Lors de l'audience du 23 février dernier, Sarkozy a sollicité que sa peine de six mois de prison, formulée dans le dossier Bygmalion, soit considérée comme purgée, ayant déjà purgé celle liée à l'affaire Bismuth, où il était soumis à un bracelet électronique. Cette demande de confusion des peines pourrait l’éviter d'une nouvelle obligation de surveillance électronique.
Une procédure jugée classique
Son avocat, Me Vincent Desry, a précisé que cette « demande de confusion de peines » était une « procédure extrêmement classique dans ce type de cas ». Le droit de la pénalisation française, notamment l’article 132-4 du Code pénal, autorise cette démarche à condition que certaines conditions soient remplies, notamment que les infractions soient en concours et que les peines concernées soient de nature similaire.
Sarkozy a déjà été condamné dans l'affaire Bygmalion, où il a reçu une peine d'un an dont six mois fermes pour financement illégal de sa campagne présidentielle de 2012. Cette décision est devenue définitive avec le rejet de son pourvoi par la Cour de cassation, le 26 novembre 2025. Par ailleurs, il doit être poursuivi pour l'affaire libyenne à partir du 16 mars, où il risque une peine de cinq ans de prison ferme pour association de malfaiteurs, ayant déjà effectué trois semaines de détention.
La décision du tribunal de Paris ce lundi aura donc des implications majeures sur la suite de la carrière politique de l’ex-président, malgré un parcours déjà troublé par ses récents démêlés judiciaires.
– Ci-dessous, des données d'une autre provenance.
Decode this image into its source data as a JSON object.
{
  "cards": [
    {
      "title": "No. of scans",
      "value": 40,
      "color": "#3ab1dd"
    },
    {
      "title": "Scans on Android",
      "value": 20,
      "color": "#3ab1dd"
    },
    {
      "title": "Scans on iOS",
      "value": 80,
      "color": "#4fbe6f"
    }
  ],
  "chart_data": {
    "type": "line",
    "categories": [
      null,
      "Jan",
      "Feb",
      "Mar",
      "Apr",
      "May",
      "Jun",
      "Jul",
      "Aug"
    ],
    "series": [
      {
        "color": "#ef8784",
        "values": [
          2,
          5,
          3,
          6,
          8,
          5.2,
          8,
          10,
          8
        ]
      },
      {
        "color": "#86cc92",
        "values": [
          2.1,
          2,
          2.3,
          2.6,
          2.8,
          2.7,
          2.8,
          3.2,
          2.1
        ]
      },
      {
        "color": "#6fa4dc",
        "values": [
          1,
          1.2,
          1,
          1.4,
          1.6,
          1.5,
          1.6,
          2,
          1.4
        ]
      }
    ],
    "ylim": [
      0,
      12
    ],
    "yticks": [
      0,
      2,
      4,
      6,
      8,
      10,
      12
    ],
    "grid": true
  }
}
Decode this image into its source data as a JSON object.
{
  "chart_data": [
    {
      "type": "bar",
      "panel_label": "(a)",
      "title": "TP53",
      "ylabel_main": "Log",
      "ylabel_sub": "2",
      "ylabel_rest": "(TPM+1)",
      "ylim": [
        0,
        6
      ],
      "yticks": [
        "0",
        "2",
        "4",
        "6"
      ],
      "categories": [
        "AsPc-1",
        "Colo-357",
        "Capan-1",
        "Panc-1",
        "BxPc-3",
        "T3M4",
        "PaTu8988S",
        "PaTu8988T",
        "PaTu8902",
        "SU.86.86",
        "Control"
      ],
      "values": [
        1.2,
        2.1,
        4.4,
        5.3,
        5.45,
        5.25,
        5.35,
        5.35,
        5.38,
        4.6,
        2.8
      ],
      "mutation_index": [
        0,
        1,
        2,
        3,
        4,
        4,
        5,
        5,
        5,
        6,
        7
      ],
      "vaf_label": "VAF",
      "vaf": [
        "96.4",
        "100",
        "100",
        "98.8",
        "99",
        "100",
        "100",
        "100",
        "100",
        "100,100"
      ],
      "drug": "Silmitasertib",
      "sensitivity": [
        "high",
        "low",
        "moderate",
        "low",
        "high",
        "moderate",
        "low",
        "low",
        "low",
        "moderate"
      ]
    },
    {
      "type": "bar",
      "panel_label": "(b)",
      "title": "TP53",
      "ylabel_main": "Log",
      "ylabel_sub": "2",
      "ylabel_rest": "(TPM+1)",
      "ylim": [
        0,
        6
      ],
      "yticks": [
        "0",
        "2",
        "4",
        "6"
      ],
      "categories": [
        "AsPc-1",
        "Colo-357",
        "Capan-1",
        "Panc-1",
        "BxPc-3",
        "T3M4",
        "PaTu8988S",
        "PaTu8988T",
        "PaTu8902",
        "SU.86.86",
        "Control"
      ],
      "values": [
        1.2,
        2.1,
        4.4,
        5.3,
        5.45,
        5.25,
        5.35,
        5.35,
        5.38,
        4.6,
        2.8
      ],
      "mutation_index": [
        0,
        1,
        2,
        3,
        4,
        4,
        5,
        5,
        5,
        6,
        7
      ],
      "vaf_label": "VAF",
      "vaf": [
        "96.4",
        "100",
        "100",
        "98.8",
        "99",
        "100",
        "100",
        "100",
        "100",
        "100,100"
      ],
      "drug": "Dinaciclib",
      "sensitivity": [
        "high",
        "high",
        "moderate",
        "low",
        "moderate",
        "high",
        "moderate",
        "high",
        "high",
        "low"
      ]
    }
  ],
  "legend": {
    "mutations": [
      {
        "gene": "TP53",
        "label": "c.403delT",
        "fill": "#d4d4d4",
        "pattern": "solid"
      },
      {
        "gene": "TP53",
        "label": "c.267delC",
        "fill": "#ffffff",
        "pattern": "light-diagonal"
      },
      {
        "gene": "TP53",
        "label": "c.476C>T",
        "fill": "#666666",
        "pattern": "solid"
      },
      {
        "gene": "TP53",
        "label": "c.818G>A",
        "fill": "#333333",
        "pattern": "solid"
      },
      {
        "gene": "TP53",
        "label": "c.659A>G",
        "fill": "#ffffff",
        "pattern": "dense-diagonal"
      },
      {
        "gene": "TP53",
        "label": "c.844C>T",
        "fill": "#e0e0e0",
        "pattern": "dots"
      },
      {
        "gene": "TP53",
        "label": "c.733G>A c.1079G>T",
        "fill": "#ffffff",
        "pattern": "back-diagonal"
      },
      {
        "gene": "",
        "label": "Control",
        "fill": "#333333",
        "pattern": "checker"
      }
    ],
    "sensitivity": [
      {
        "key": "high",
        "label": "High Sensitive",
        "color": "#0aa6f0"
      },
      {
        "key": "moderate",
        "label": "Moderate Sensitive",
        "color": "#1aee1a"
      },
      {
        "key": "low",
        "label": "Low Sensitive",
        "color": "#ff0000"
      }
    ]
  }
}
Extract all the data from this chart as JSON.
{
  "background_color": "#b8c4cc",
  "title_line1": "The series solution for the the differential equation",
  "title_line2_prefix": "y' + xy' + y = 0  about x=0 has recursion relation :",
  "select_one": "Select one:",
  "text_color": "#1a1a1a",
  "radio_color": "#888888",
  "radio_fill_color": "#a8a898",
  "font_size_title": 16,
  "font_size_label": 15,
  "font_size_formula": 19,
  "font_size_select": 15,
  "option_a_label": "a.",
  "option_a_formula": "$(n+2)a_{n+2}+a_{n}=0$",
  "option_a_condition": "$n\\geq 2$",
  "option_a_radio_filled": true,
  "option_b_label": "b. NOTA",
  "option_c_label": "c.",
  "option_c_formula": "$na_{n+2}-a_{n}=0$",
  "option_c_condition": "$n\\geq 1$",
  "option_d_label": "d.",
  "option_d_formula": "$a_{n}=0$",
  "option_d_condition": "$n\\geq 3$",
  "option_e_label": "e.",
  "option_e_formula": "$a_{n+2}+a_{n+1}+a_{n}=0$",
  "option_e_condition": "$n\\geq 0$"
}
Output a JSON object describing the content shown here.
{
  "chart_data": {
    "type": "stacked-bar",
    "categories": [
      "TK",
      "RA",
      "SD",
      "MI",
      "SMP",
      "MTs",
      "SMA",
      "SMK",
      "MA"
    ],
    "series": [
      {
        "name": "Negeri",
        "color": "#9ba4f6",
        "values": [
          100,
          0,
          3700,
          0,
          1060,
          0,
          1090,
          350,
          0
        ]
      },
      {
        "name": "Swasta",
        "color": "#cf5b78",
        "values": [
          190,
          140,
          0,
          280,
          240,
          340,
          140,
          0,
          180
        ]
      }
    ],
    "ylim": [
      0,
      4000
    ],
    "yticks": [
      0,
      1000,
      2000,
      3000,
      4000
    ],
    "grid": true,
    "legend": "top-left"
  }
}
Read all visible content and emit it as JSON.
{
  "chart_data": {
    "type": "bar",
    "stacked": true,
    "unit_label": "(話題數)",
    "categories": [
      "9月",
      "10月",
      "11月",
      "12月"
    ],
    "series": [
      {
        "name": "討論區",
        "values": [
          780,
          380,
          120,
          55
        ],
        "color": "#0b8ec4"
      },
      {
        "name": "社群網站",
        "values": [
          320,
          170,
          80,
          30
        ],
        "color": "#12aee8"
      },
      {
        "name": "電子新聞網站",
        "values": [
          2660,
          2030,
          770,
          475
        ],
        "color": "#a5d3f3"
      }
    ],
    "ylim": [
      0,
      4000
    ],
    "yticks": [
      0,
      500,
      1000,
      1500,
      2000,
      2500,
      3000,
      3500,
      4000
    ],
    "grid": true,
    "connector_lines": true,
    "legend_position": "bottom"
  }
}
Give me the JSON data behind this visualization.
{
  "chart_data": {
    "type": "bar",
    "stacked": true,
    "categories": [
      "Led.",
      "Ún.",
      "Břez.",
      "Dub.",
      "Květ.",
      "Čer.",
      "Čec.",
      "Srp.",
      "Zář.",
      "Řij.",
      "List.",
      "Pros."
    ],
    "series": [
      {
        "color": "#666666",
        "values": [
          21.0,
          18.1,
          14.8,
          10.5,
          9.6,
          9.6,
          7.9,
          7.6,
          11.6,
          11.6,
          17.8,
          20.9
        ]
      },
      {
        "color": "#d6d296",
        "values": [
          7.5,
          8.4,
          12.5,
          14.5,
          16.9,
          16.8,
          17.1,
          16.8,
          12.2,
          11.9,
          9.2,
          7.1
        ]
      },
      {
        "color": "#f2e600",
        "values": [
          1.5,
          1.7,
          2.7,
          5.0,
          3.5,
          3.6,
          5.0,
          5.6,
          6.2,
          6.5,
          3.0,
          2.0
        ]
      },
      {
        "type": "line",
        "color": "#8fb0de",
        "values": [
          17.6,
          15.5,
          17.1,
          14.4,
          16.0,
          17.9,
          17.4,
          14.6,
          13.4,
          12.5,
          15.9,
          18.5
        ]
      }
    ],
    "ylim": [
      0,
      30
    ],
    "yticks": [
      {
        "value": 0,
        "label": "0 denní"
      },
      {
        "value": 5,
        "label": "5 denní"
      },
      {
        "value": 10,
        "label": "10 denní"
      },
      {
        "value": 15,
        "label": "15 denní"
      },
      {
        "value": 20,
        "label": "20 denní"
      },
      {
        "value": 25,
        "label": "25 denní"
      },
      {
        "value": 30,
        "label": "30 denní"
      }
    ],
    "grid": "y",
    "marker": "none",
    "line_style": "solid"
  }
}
Dans le cadre des affaires en cours, des spécialistes jugent que la réalité des peines pourrait peser lourdement sur l'image publique de Sarkozy et sur son avenir politique.
Cette situation délicate pourrait entraîner des conséquences non seulement sur le plan judiciaire, mais également sur la perception que le public a de l'ancien chef de l'État. Avec une défense qui mise sur l'une des procédures les plus classiques en matière de droit pénal, la tension reste palpable jusqu'à l'annonce du verdict.